Hubert a finalement décidé de changer complètement de stratégie : plus de pamphlet ni d’attaque directe ; un détour par la fiction, le merveilleux et l’atemporalité ; un ouvrage très coloré (alors que « Les Gens normaux » mis en bande dessinée par dix dessinateurs différents était intégralement en noir et blanc) mais toujours un même message : celui de tolérance. A travers un langage résolument anachronique, il donne le mode de décryptage de son conte philosophique qui parle en fait de notre monde d’aujourd’hui et traite de problèmes sociétaux très actuels. Ainsi, il aborde certes la question de l’homosexualité et de sa diabolisation, mais également celle de l’homoparentalité, de la famille recomposée, de la montée des intégrismes, de la place de l’art et de la femme dans la société. L’héroïne est suffisamment subtile et intelligente pour contourner les obstacles et ne pas se laisser imposer sa voie : elle fera ses propres choix et restera mettre de son corps et de son destin de façon très avant-gardiste .C’est également elle qui assure la narration dans les récitatifs ; ceci constitue une dernière pirouette amusante puisque le lecteur de bande dessinée -majoritairement masculin- expérimente ainsi métaphoriquement ce que vit Bianca en se retrouvant, grâce à la voix off, dans la peau d’une femme avec un regard féminin qui n’épargne nullement la gente masculine ! Peut-être une expérience salvatrice pour certains… qui sait ?
Cet album merveilleux est aussi un merveilleux album, peut être l’un des plus joyeux d’Hubert (malgré son épilogue doux-amer) entre Marivaux pour les quiproquo et la confusion de sentiments, « Victor, Victoria » de Blake Edwards pour la réflexion sur le rapport au genre et à l’identité et « Tootsie » de Sydney Pollack ainsi que « Some like it hot » de Billy Wilder pour l’humour, les savoureux dialogues et le rythme.

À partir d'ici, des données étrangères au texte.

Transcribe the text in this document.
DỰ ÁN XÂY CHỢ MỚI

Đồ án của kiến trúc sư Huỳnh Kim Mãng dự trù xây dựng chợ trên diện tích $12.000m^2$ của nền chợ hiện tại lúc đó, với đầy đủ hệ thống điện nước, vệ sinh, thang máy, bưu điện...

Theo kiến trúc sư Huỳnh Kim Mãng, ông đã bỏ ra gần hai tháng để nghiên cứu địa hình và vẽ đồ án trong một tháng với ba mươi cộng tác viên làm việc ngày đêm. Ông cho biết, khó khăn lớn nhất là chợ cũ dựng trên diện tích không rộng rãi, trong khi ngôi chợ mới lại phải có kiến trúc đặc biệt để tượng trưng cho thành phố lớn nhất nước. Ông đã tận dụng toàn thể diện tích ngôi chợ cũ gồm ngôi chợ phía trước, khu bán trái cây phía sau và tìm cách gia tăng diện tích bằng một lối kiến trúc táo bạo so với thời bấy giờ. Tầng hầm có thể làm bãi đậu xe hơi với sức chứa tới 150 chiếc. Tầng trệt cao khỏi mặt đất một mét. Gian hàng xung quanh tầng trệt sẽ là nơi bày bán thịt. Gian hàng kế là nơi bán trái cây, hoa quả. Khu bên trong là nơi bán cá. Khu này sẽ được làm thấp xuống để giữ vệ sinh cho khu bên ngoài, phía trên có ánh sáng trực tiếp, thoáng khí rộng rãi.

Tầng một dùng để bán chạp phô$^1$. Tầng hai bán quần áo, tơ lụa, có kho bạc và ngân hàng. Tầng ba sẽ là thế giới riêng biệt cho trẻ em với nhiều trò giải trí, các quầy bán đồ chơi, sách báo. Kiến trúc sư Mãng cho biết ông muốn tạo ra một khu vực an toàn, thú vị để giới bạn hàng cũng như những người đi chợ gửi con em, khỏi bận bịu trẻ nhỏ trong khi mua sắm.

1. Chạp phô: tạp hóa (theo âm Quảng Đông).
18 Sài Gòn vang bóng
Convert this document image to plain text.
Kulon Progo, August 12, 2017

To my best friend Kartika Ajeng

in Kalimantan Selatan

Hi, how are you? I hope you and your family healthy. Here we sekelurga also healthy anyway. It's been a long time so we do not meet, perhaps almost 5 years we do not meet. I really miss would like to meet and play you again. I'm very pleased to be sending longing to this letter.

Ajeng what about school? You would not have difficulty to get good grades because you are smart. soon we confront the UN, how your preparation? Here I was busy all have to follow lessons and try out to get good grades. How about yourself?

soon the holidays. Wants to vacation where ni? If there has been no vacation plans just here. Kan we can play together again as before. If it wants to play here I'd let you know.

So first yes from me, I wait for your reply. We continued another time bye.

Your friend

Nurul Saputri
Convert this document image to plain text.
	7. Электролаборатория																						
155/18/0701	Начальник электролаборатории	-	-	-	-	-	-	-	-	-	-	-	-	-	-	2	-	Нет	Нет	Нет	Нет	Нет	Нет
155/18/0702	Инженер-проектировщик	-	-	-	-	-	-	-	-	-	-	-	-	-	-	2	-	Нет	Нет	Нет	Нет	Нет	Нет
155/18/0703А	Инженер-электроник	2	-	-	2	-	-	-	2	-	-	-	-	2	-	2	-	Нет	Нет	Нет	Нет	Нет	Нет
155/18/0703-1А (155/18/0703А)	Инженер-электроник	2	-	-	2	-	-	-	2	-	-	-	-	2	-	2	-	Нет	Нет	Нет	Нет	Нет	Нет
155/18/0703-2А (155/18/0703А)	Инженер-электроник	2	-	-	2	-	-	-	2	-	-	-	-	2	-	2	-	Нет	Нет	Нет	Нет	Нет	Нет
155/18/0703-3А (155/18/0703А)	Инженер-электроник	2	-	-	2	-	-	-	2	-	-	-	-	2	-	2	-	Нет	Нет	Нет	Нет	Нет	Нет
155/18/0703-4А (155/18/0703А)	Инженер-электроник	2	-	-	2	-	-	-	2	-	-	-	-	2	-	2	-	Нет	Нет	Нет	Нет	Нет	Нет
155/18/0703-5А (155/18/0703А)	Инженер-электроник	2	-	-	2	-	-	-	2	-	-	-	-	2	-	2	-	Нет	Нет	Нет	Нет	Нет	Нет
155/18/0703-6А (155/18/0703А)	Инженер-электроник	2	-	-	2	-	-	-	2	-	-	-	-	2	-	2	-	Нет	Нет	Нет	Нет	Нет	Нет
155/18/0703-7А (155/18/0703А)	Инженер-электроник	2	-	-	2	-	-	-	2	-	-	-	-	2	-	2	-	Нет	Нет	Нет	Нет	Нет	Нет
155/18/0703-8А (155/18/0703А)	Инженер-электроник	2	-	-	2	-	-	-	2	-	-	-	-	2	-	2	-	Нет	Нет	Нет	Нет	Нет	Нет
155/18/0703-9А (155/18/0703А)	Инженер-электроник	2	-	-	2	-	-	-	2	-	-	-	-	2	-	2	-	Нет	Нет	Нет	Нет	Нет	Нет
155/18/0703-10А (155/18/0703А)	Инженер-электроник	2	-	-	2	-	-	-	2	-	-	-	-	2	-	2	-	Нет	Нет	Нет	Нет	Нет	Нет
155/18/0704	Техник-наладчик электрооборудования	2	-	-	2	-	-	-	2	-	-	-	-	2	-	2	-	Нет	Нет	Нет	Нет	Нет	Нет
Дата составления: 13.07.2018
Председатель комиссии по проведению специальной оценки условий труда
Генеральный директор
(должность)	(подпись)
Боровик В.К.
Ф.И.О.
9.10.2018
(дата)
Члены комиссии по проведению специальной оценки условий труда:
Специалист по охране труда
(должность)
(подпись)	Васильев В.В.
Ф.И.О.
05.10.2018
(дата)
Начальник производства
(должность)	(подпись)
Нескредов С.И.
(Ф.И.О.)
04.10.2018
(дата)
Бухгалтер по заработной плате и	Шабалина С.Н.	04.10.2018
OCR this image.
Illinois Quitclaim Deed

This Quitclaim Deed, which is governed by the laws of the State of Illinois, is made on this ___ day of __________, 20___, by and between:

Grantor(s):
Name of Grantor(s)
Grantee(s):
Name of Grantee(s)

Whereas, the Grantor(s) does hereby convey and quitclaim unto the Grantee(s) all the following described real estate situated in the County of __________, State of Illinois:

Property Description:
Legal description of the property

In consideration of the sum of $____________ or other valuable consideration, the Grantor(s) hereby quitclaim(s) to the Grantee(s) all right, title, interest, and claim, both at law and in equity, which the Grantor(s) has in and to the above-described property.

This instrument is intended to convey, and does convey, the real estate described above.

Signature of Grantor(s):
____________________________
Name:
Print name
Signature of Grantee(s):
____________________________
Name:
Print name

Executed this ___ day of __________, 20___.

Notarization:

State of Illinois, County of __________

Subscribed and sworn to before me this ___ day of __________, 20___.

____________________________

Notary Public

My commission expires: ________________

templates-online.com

Le tandem qu’il forme avec Zanzim, son complice de toujours, fonctionne admirablement tout en se renouvelant. C’est donc avec une immense tristesse qu’on se dit que cet éblouissement crée par ce duo sera le dernier puisque le scénariste nous a quittés … Si « Viva Lorenzo » fleurit sur les murs de la ville imaginaire, j’ai envie de conclure par un « Vive Hubert » !

POUR ALLER PLUS LOIN
La genèse de l’album
La leçon de dessin
La complicité entre Zanzim et Hubert

Sur toute la bibliographie de Zanzim, seule l’adaptation du Tartuffe de Molière n’a pas été réalisée par le duo mais en collaboration avec Fred Duval . Si sur « L’ile aux femmes » Zanzim est également le scénariste, l’association continue puisque son compère Hubert en est le coloriste !





Les sources d’inspiration pour la perspective axonométrique
Joos Swzarte, Giorgio de Chirico ( et également Pierre Clément et la pub Reynolds)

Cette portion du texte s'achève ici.